Рылеев взглянул на Оболенского и ничего не ответил, только пожал плечами и заговорил о плане восстания.
То лёгкое, летящее, стремительное, подобное развеваемому ветром пламени, что было в нём самом, передавалось и всем окружающим. Как будто он приказывал – и нельзя было противиться.
Трубецкой, слушая Рылеева, сам мало-помалу увлёкся – так струна, смычком не задетая, отвечает рядом звенящей струне, – и начал развивать свой план:
– Мой план таков. Как скоро собраны будут полки для новой присяги и солдаты окажут сопротивление, то офицерам вывести их к ближнему полку, а когда тот пристанет, – к следующему, и так далее. Когда же полки почти всей или большей части гвардии будут собраны вместе, – требовать прибытия государя цесаревича. Так будет соблюдён весь вид законности и упорство полков сочтено верностью, но цель Общества уже потеряна. Если же известие к цесаревичу не будет послано, то идти к Сенату и требовать издания манифеста, в коем объявить, что назначаются выборные люди от всех сословий для утверждения, за кем остаться престолу и на каких основаниях. Между тем Сенат должен утвердить Временное Правление, пока не будет учреждена Великим Собором народных представителей новая конституция российская. По объявлении же сего манифеста войскам непременно выступить из города и расположиться близ лагерем, дабы сохранить и посреди самого бунта совершенную тишину и спокойствие, тишину и спокойствие – вот…
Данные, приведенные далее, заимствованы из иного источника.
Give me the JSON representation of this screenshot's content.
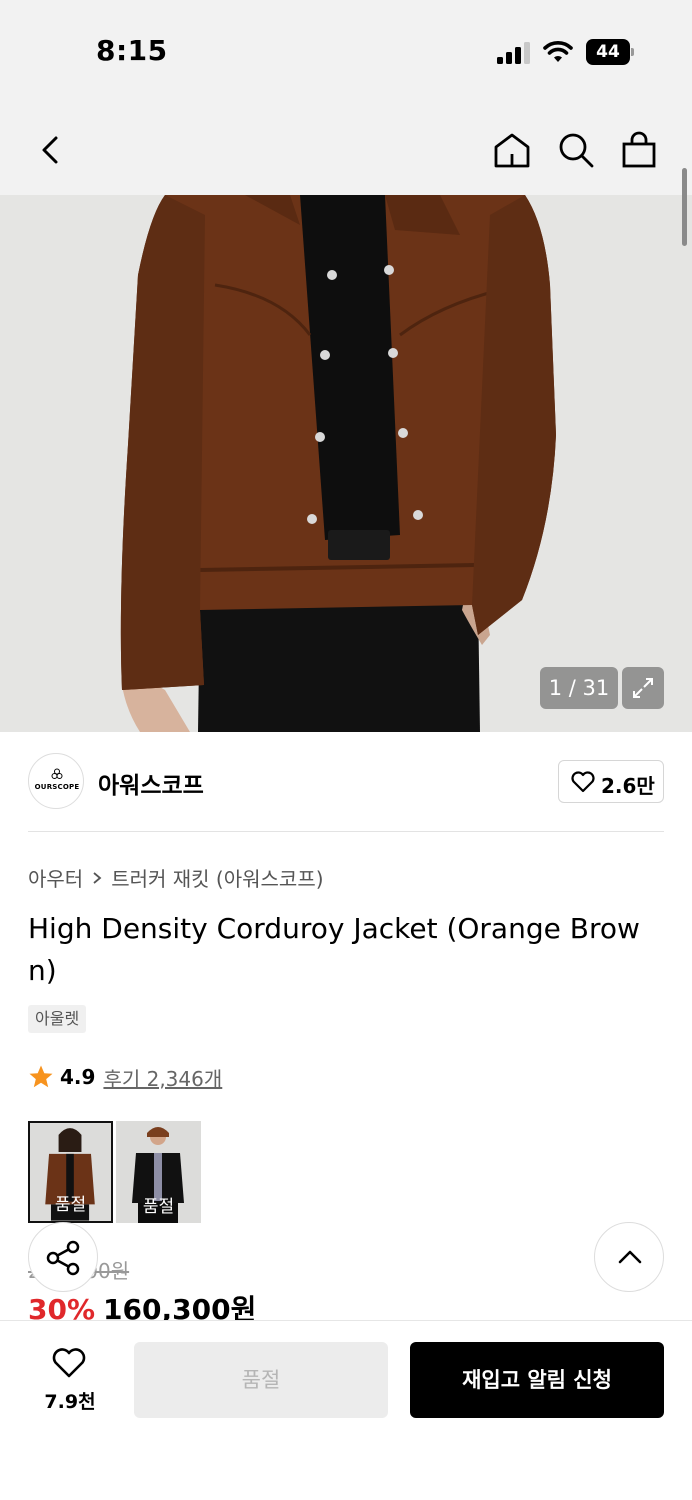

«Революция на розовой воде», – вспомнилось Голицыну.
– Прекрасный план, Трубецкой, – сказал Рылеев. – Только боюсь, не долго ли будет от полка к полку ходить? И разве это непременно нужно?
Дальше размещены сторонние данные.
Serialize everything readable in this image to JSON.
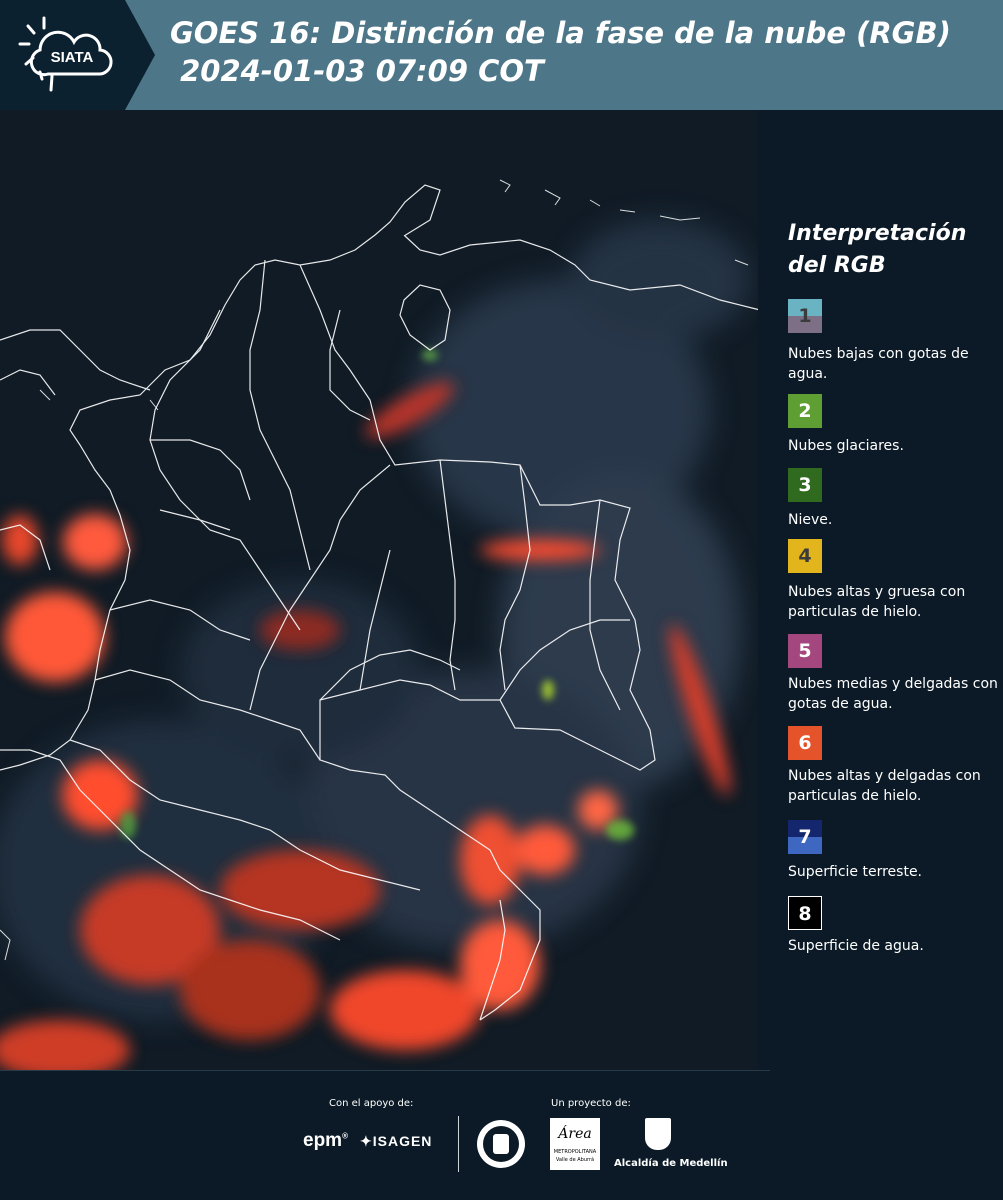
{
  "header": {
    "logo_text": "SIATA",
    "title_line1": "GOES 16: Distinción de la fase de la nube (RGB)",
    "title_line2": " 2024-01-03 07:09 COT",
    "background_color": "#4d7688"
  },
  "legend": {
    "title": "Interpretación del RGB",
    "items": [
      {
        "number": "1",
        "label": "Nubes bajas con gotas de agua.",
        "color_top": "#6ab3c3",
        "color_bottom": "#7c6f86"
      },
      {
        "number": "2",
        "label": "Nubes glaciares.",
        "color_top": "#5f9e32",
        "color_bottom": "#5f9e32"
      },
      {
        "number": "3",
        "label": "Nieve.",
        "color_top": "#2f6a1e",
        "color_bottom": "#2f6a1e"
      },
      {
        "number": "4",
        "label": "Nubes altas y gruesa con particulas de hielo.",
        "color_top": "#e2b51d",
        "color_bottom": "#e2b51d"
      },
      {
        "number": "5",
        "label": "Nubes medias y delgadas con gotas de agua.",
        "color_top": "#a3477e",
        "color_bottom": "#a3477e"
      },
      {
        "number": "6",
        "label": "Nubes altas y delgadas con particulas de hielo.",
        "color_top": "#e5532a",
        "color_bottom": "#e5532a"
      },
      {
        "number": "7",
        "label": "Superficie terreste.",
        "color_top": "#14266e",
        "color_bottom": "#3e67c2"
      },
      {
        "number": "8",
        "label": "Superficie de agua.",
        "color_top": "#000000",
        "color_bottom": "#000000"
      }
    ]
  },
  "footer": {
    "support_label": "Con el apoyo de:",
    "project_label": "Un proyecto de:",
    "sponsor_epm": "epm",
    "sponsor_isagen": "ISAGEN",
    "area_metro_text": "Área",
    "area_metro_sub": "METROPOLITANA",
    "area_metro_sub2": "Valle de Aburrá",
    "alcaldia": "Alcaldía de Medellín"
  }
}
– Непременно. Как же иначе?
– А так – прямо на площадь. Я полагаю, что довольно одной роте взбунтоваться, чтоб совершился переворот. Хоть пятьдесят человек придёт, я становлюсь в ряды с ними! – воскликнул Рылеев, и глаза его загорелись таким огнём, что Трубецкому стало жутко. Он вдруг замолчал и почувствовал, что говорил совсем не то, что надо.
За дверью стоял гул голосов. Говорили все вместе, кричали, спорили. Слов не было слышно, но крик был такой, что казалось, вот-вот подерутся.
Вдруг с шумом распахнулась дверь, и в комнату вбежал лейб-гвардии Московского полка штабс-капитан князь Щепин-Ростовский[32], весь красный, потный, растрёпанный, взъерошенный, неистовый, похожий на пьяного или сумасшедшего.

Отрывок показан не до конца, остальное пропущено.